Dh and I are mid 30s and our friendships seem to be at a particularly low at the moment. Some of it could just be circumstances and bad luck but this is the situation...
- We've had our children in the last 4 years so a lot of life revolves around our 3 year old (SEN too) and 1 year old.
- Some friends don't have/want children. These friends are actually the ones we do occasionally see though but our lives are obviously very different.
- My best friend has met someone within the last year and is now pregnant. I'm so happy for her but quite understandably she's not as available anymore.
- Some of our friends have moved away and contact has dwindled.
- One of my close friends has started home schooling and since then, she's become very involved and clicky with those parents. I feel like it's a bit of a cult! Lol
- Another friend is going through a mid 30s crisis it seems and just wants to be 'out out' a lot. She doesn't really reply to messages anymore but I think she's going through some emotional difficulties.
- Dh has got a couple of very unpredictable friends who sometimes meet up, sometime don't. But both suffer with depression.
- A few other friends have recently got into paganism and have a new click of friends now.
Is this just how friendships go in life? Things were so different in our 20s. There were always meet ups, parties, plans being made. For me, the only time I get to consistently socialise is now I'm back at work.

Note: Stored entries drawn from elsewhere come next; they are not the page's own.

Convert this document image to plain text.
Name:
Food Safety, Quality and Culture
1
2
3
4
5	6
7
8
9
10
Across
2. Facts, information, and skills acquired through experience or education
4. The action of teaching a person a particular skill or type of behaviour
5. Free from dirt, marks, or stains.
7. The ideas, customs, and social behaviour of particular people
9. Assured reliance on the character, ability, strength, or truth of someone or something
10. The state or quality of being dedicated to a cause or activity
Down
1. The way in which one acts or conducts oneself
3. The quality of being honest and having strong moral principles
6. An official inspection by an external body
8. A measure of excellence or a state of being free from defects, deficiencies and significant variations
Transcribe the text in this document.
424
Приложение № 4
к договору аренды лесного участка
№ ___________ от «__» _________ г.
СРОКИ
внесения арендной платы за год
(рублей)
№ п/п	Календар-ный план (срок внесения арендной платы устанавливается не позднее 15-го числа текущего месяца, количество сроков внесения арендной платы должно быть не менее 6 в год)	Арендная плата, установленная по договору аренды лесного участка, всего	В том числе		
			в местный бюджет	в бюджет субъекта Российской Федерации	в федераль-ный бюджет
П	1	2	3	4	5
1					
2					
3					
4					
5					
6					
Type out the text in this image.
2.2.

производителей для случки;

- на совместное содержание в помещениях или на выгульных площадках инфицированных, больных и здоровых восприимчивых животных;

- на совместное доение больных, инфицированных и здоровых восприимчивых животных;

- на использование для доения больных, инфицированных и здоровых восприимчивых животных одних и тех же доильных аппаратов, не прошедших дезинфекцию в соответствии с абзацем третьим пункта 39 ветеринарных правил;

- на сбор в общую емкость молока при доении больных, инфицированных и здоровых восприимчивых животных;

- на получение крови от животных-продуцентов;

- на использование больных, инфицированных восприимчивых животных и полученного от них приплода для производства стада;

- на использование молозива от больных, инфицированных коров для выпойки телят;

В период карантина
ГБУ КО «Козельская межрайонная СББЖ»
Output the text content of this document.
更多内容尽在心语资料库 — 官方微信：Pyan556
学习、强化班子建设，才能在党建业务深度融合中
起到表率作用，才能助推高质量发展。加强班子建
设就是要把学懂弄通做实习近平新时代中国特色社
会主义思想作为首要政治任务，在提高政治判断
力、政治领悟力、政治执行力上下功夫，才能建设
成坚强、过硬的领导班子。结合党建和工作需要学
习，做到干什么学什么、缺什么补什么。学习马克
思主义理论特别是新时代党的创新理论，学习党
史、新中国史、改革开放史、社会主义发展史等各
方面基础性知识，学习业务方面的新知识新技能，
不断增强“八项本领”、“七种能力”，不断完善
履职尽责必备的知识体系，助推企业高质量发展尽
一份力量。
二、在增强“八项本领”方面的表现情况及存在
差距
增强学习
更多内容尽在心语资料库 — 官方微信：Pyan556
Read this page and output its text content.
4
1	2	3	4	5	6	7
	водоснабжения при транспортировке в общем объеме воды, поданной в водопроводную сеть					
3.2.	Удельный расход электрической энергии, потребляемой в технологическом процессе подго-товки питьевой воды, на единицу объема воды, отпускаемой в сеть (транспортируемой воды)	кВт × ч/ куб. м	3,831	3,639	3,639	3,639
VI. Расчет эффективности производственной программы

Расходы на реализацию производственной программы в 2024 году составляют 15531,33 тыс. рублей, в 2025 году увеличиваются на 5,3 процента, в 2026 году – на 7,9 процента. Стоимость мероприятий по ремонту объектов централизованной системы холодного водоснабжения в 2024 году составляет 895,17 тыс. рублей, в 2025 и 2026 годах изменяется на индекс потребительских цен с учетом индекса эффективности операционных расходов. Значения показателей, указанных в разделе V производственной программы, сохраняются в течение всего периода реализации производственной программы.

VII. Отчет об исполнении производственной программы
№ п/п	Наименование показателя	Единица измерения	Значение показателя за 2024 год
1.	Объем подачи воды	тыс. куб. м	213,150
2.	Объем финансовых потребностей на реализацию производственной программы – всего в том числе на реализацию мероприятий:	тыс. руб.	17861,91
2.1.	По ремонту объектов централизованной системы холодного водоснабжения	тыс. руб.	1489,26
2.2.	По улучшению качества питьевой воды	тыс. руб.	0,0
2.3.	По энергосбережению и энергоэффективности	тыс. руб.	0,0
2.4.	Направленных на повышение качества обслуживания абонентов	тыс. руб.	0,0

We'd love to have more contact with friends and meet up, but at the moment, there aren't many of them! Admittedly we don't belong to anything but with young children, both working, running a home, there's not not lots of time. Dh's family are all moving away soon too so that's going to be a change for us too. Although we have our children, my family and see people at work, there's not much else and it's saddened us recently.
When was your friendship circle at it's best/worst? Should we focus on making new friends? But how east is that to do in your 30s with all of the above going on?